Eine vierte offizielle Funktion der nichtkommunistischen Parteien liegt darin, politische Stimmungsberichte aus ihrer Mitgliedschaft und den ihr zugerechneten bürgerlichen Kreisen zu sammeln und über die Nationale Front an die Führungsspitzen der SED weiterzugeben. Namen werden dabei in der Regel nicht genannt, sondern Meinungstendenzen aufgezeigt, z. B. wie bestimmte Bevölkerungskreise auf Maßnahmen der Regierung der DDR und ihrer führenden Partei, der SED, reagieren. Das Weitergeben von Meinungstendenzen hat eine gewisse politikkorrigierende Funktion, weil die SED daran sieht, wie weit sie gehen kann und ob sie getroffene Maßnahmen evtl, ändern muß. Im Bezirksverband Berlin der Liberal-Demokratischen Partei ist zum Beispiel Ende der siebziger Jahre ein Stimmungsbericht zur deutschen Frage erstellt worden, der zusammen mit anderen Erhebungen mit dazu geführt haben dürfte, daß die SED Ende 1982 ihre These von der „eigenständigen DDR-Nation" hat fallen lassen und heute wieder sowohl vom „deutschen Volk" als auch vom „sozialistischen Deutschland" spricht.

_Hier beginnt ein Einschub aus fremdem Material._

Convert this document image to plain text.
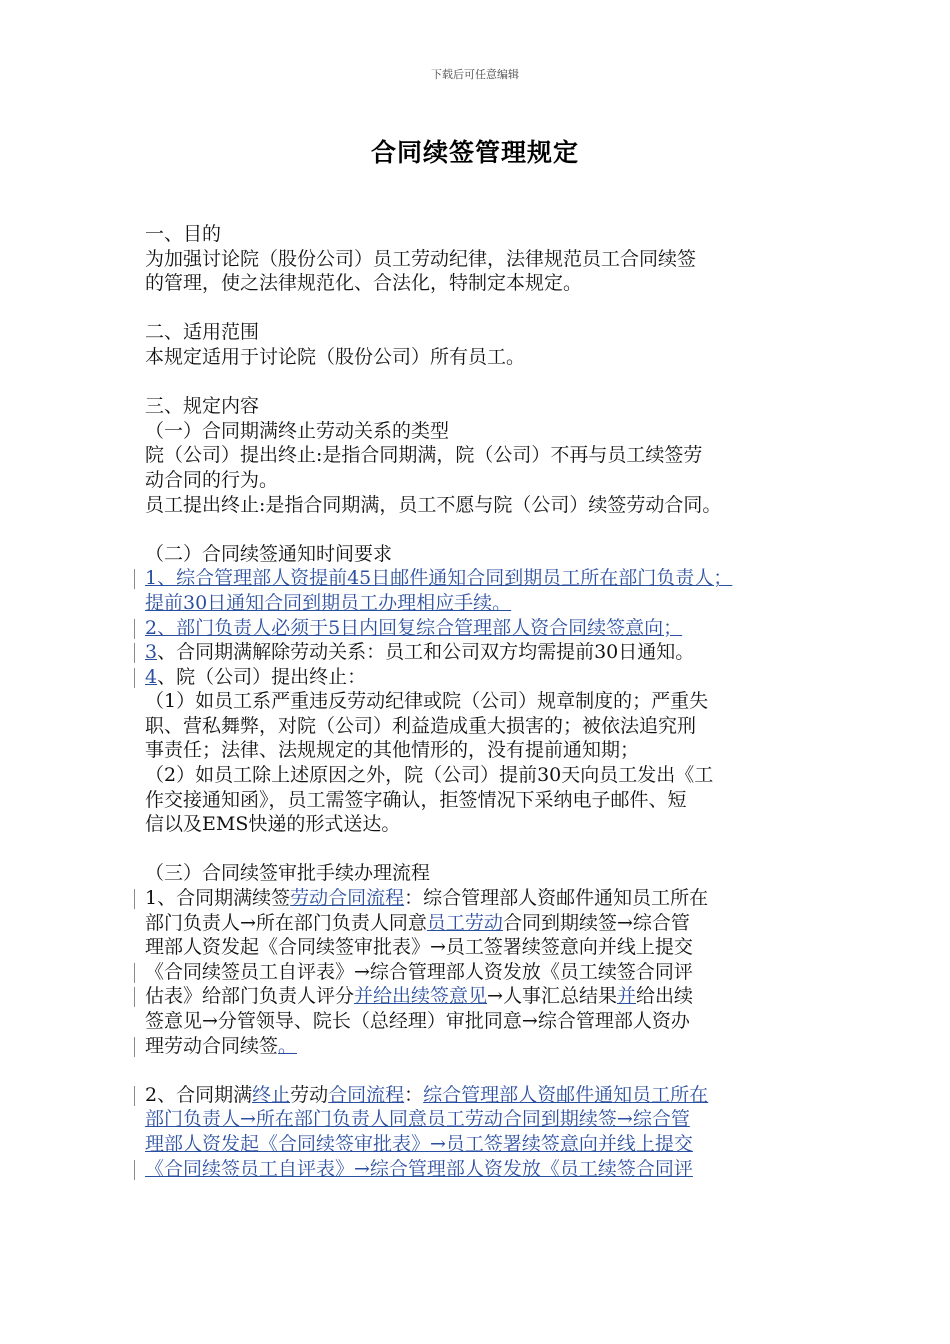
下载后可任意编辑
合同续签管理规定
一、目的
为加强讨论院（股份公司）员工劳动纪律，法律规范员工合同续签
的管理，使之法律规范化、合法化，特制定本规定。
二、适用范围
本规定适用于讨论院（股份公司）所有员工。
三、规定内容
（一）合同期满终止劳动关系的类型
院（公司）提出终止:是指合同期满，院（公司）不再与员工续签劳
动合同的行为。
员工提出终止:是指合同期满，员工不愿与院（公司）续签劳动合同。
（二）合同续签通知时间要求
1、综合管理部人资提前45日邮件通知合同到期员工所在部门负责人；
提前30日通知合同到期员工办理相应手续。
2、部门负责人必须于5日内回复综合管理部人资合同续签意向；
3、合同期满解除劳动关系：员工和公司双方均需提前30日通知。
4、院（公司）提出终止：
（1）如员工系严重违反劳动纪律或院（公司）规章制度的；严重失
职、营私舞弊，对院（公司）利益造成重大损害的；被依法追究刑
事责任；法律、法规规定的其他情形的，没有提前通知期；
（2）如员工除上述原因之外，院（公司）提前30天向员工发出《工
作交接通知函》，员工需签字确认，拒签情况下采纳电子邮件、短
信以及EMS快递的形式送达。
（三）合同续签审批手续办理流程
1、合同期满续签劳动合同流程：综合管理部人资邮件通知员工所在
部门负责人→所在部门负责人同意员工劳动合同到期续签→综合管
理部人资发起《合同续签审批表》→员工签署续签意向并线上提交
《合同续签员工自评表》→综合管理部人资发放《员工续签合同评
估表》给部门负责人评分并给出续签意见→人事汇总结果并给出续
签意见→分管领导、院长（总经理）审批同意→综合管理部人资办
理劳动合同续签。
2、合同期满终止劳动合同流程：综合管理部人资邮件通知员工所在
部门负责人→所在部门负责人同意员工劳动合同到期续签→综合管
理部人资发起《合同续签审批表》→员工签署续签意向并线上提交
《合同续签员工自评表》→综合管理部人资发放《员工续签合同评
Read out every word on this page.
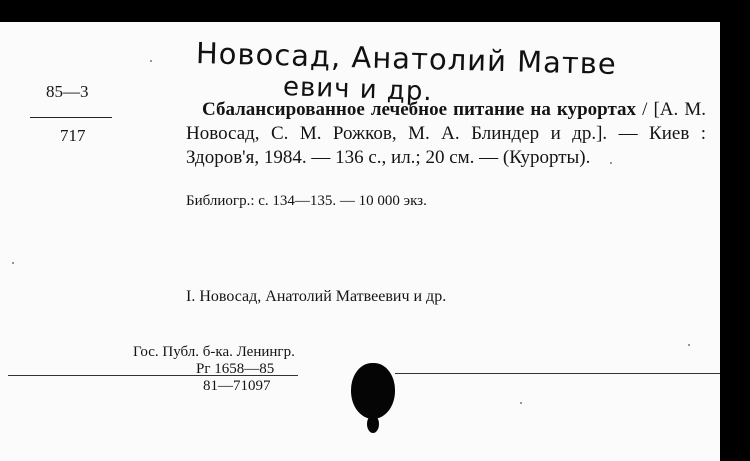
Новосад, Анатолий Матве
евич и др.
85—3
717
Сбалансированное лечебное питание на курортах / [А. М. Новосад, С. М. Рожков, М. А. Блиндер и др.]. — Киев : Здоров'я, 1984. — 136 с., ил.; 20 см. — (Курорты).
Библиогр.: с. 134—135. — 10 000 экз.
I. Новосад, Анатолий Матвеевич и др.
Гос. Публ. б-ка. Ленингр.
Рг 1658—85
81—71097
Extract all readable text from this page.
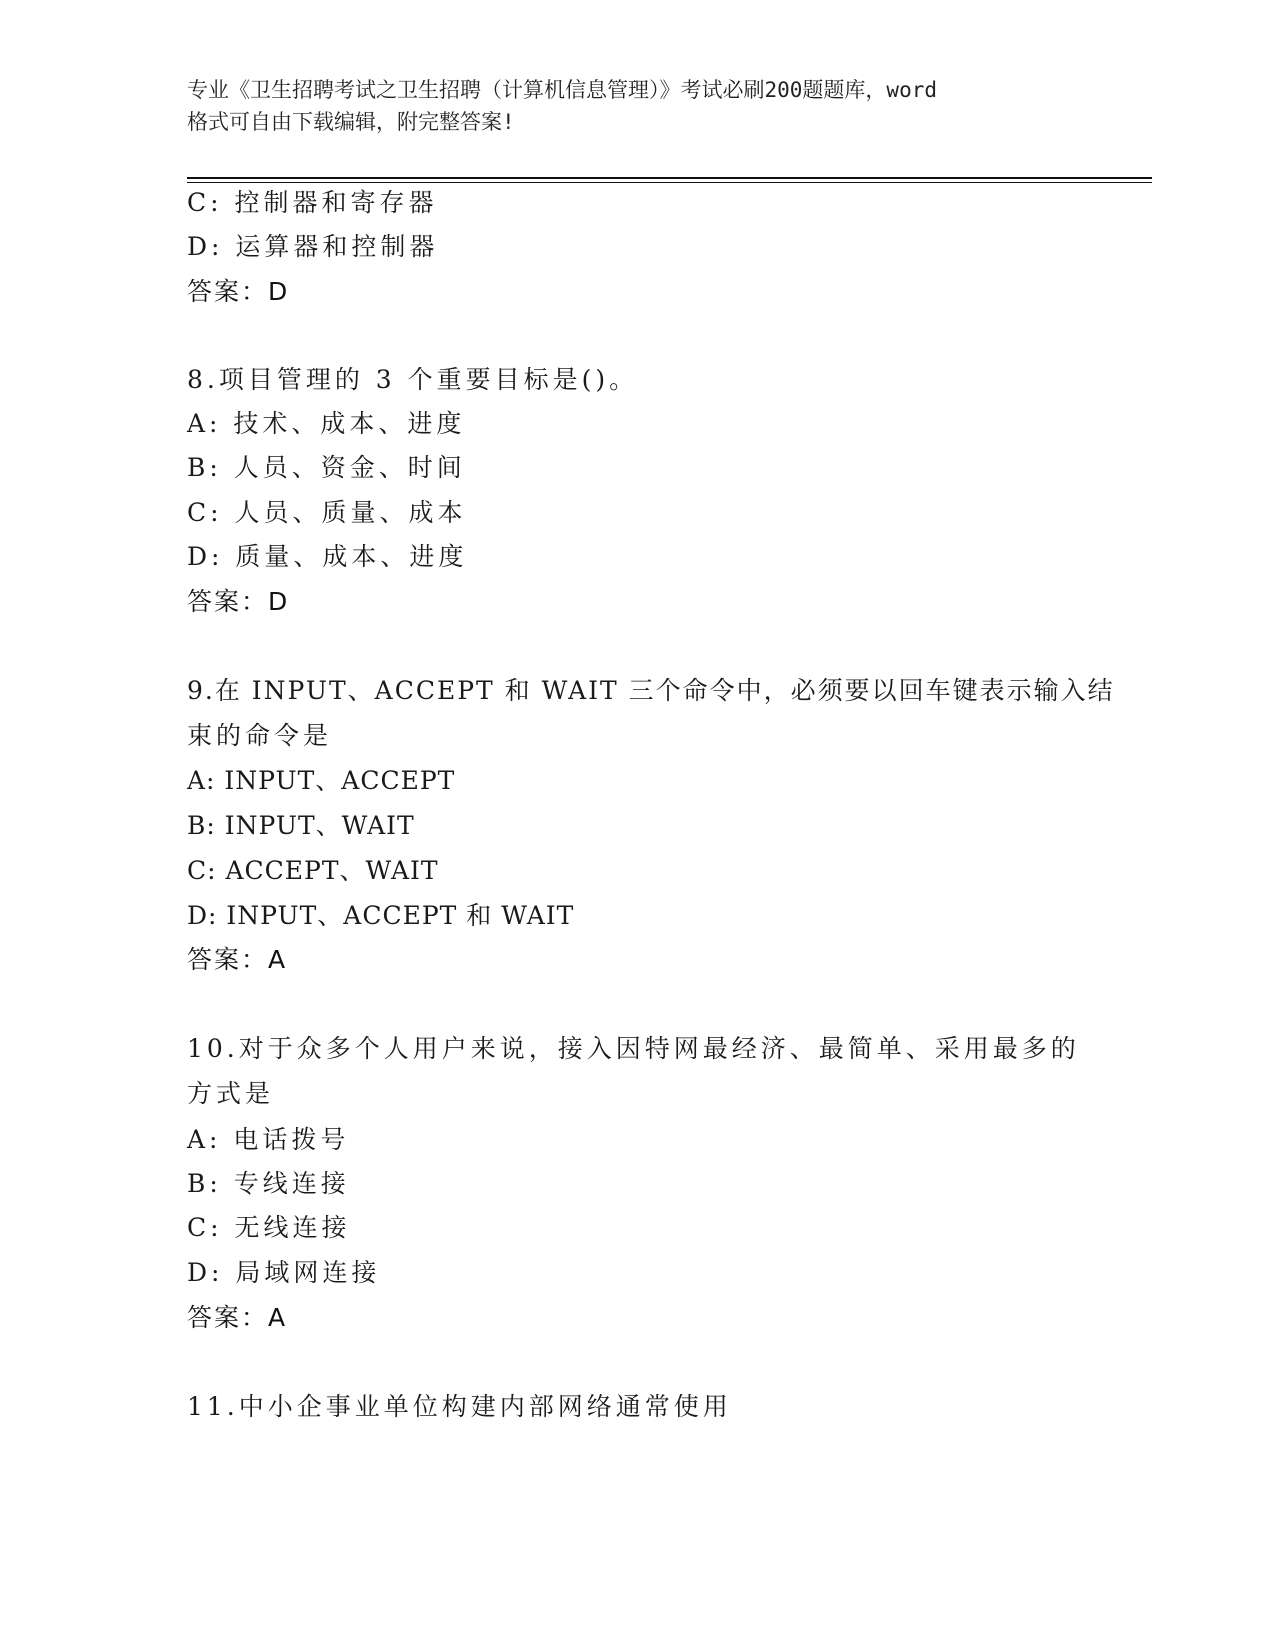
专业《卫生招聘考试之卫生招聘（计算机信息管理）》考试必刷200题题库，word
格式可自由下载编辑，附完整答案!
C: 控制器和寄存器
D: 运算器和控制器
答案：D
8.项目管理的 3 个重要目标是()。
A: 技术、成本、进度
B: 人员、资金、时间
C: 人员、质量、成本
D: 质量、成本、进度
答案：D
9.在 INPUT、ACCEPT 和 WAIT 三个命令中，必须要以回车键表示输入结
束的命令是
A: INPUT、ACCEPT
B: INPUT、WAIT
C: ACCEPT、WAIT
D: INPUT、ACCEPT 和 WAIT
答案：A
10.对于众多个人用户来说，接入因特网最经济、最简单、采用最多的
方式是
A: 电话拨号
B: 专线连接
C: 无线连接
D: 局域网连接
答案：A
11.中小企事业单位构建内部网络通常使用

Derartige Stimmungsberichte werden von den untersten Gliederungen der Parteien angefertigt und im eigenen Parteiapparat weitergegeben. Allerdings sind nicht nur die nichtkommunistischen Parteien Informationsquelle mit korrigierender Funktion, sondern alle gesellschaftlichen Organisationen der DDR stellen neben dem Institut für Meinungsforschung beim ZK der SED, das 1965 gegründet wurde, derartige Stimmungsbilder zusammen. Auch von den verhörenden Sicherheitsorganen in den Haftanstalten der DDR ist bekannt, daß sie sich von politischen Häftlingen individuelle Einschätzungen zu politischen Fragen zu dem selben Zweck schreiben lassen, um offensichtlich auch einen Meinungsspiegel der offenen politischen Opposition zu schaffen.
Bürgerlicher Spielraum im Spannungsverhältnis sowjetischer Nachkriegspolitik Die nichtkommunistischen Parteien im anderen Teil Deutschlands hatten nicht alle von vornherein Funktionen, die die SED ihnen zu-maß. CDU und LDPD entstanden kurz nach dem Zweiten Weltkrieg in Berlin mit dem Anspruch, Parteien für die übriggebliebenen Reichsteile Deutschlands zu sein. Die in Berlin residierenden Vorstände nannten sich deshalb längere Zeit nach ihrer Gründung noch Reichsparteileitungen. Tatsächlich konnten sie ihren Einfluß aber nur auf die Sowjetische Besatzungszone ausdehnen und die verschiedentlich spontanen Parteigründungen in Leipzig, Dresden und anderswo unter das Dach der Reichsparteileitungen bringen.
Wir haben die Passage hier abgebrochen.